16 To be sure, according to Bobbio, natural law, after all, is no specific critical morality or normative ethics, bur a peculiar meta-ethics – a second order discourse about ethics, namely a cognitivist, objectivist, meta-ethics (Bobbio 1963, 67). Namely, a “normative” meta-ethics concerning the proper way of justifying substantive ethical theses (whatever ethical thesis indeed), assuming “nature” – a completely indeterminate concept – as a source of norms. This is the only common element of a great deal of competing critical moralities (one claiming natural equality among men, another one maintaining inequality; one claiming private property to be a natural state of affairs, another one maintaining common property to be the natural condition of mankind; one requiring obedience to political power, another one justifying the right to resistance; and so forth).

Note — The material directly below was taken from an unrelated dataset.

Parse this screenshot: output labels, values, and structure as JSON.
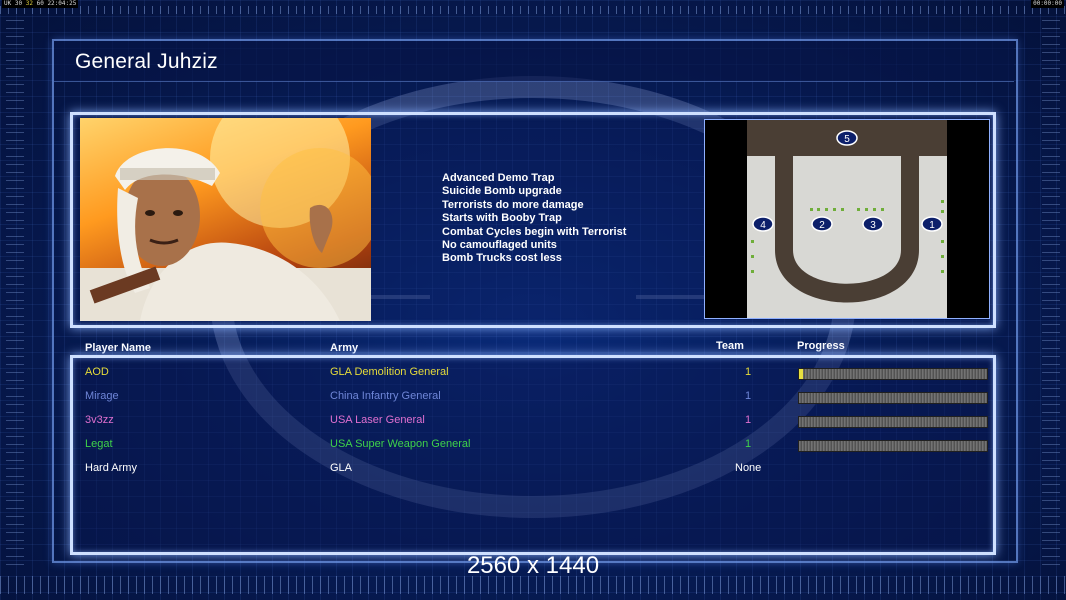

17 By the way, this does not imply that a norm cannot be logically entailed by other norms. This is simply meant to underline that deducing is not deciding; thus, an entailed norm comes to “legal existence,” that is, acquires membership in a legal system, only when it is actually “posited” by a law-creating agency.

18 In contemporary Italian literature, this tenet of LP is under attack, in particular, by several constitutional lawyers. See, e.g., Matteucci 1963; Zagrebelsky 1992, 2008; Baldassarre 2005; Modugno 2008. On the relationships between LP and “new-constitutionalism”, see Comanducci 2009 and 2010, 115 ff., 251 ff.

19 «According to the non-cognitive view, acceptance is constitutive» of binding force (Ross 1968, 61).

20 Cf. Millard 2008; Jiménez Cano 2008, 147 ff.